Algo relacionado ao seu trabalho lhe ajudará a preencher uma lacuna de conhecimento que você ainda tem? E esse trabalho constrói o caminho para o que você se imagina fazendo na carreira no futuro? Se respondeu sim às perguntas, go ahead.
Se você está no segundo grupo, aquele que tem interesse em áreas que não sejam tão correlatas ao trabalho, algumas perguntas que você poderia se fazer: o quanto essa formação afasta ou aproxima você dos seus sonhos?
Fazê-la pode lhe prejudicar de alguma forma? Se as respostas forem: aproxima e não prejudica, se joga e vá realizar seu sonho.
Além disso, os caminhos de desenvolvimento podem ou não ser lineares na construção do conhecimento. Eu, por exemplo, fiz uma formação técnica em Mecânica antes de ingressar na graduação de Comunicação Social.
Olhando em retrospectiva, vejo o quanto o conhecimento na área de exatas e tecnologia me ajudou ao longo da carreira a sedimentar em mim uma visão mais lógica, concreta e racional sobre as coisas.
Competência que hoje me beneficia na função que ocupo, dado que o olhar analítico e lógico é também parte importante do meu escopo de trabalho.
Assista também ao Trilhas de Carreira no YouTube do Seu Dinheiro:
Vai depender muito do que você quer como próximo passo para a sua carreira. Os cursos de especialização costumam possibilitar o aprofundamento em um campo específico das ciências.
Por exemplo, fui fazer um curso de especialização (pós-graduação) em Sociopsicologia, quatro anos após a conclusão da graduação, porque tinha o desejo de aprofundar mais na área da psicologia organizacional, dado que eu estava trabalhando em RH e queria mais repertório para desempenhar melhor minha função.
No meu caso, a prática do trabalho me trouxe clareza sobre o que eu gostaria de estudar para preencher lacunas de conhecimentos e também construir pontes para o futuro que eu desejava, que era tornar-me um executivo da área de recursos humanos.
Ou seja, na minha situação, ter feito uma pausa entre o fim de um ciclo acadêmico e o início do outro foi realmente valoroso.
Já o curso "raiz" de MBA (Master in Business Administration) é uma pós-graduação lato sensu, que visa proporcionar uma formação geral em negócios e gestão para a carreira.
Ou seja, caso você queira aprofundar mais em conhecimentos de administração e negócios, pois é advindo de uma outra área de formação na graduação, esse pode ser um ótimo caminho.
E o mestrado?
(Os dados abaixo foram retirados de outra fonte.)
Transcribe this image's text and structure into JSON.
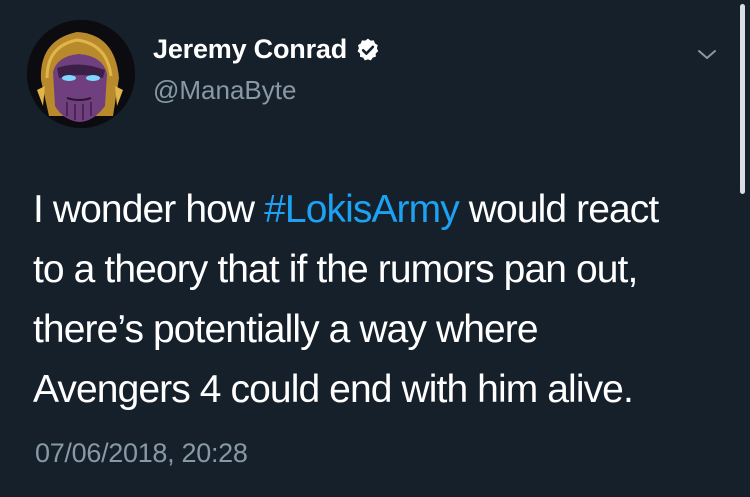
{
  "tweet": {
    "author": {
      "display_name": "Jeremy Conrad",
      "handle": "@ManaByte",
      "verified": true,
      "avatar_icon": "thanos-avatar"
    },
    "text": {
      "line1_before": "I wonder how ",
      "hashtag": "#LokisArmy",
      "line1_after": " would react",
      "line2": "to a theory that if the rumors pan out,",
      "line3": "there’s potentially a way where",
      "line4": "Avengers 4 could end with him alive."
    },
    "timestamp": "07/06/2018, 20:28",
    "menu_icon": "chevron-down-icon"
  },
  "colors": {
    "background": "#15202b",
    "text": "#ffffff",
    "secondary_text": "#8899a6",
    "link": "#1da1f2"
  }
}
A única modalidade que dá direito de fato a um diploma e difere dos cursos de especialização e MBA, em que você recebe um certificado. De maneira geral, o mestrado é o caminho para quem quer seguir uma carreira como professor de nível superior, ou ainda, pesquisador de uma área específica.
Há duas modalidades: (i) o mestrado acadêmico, que foca no aprendizado mais teórico e como aplicá-lo à sociedade e (ii) o mestrado profissional, que aborda temas ligados à prática do mercado empresarial.
Por fim, lembre-se que o mais importante é o processo de aprender em si, seja qual for a formação que você escolher.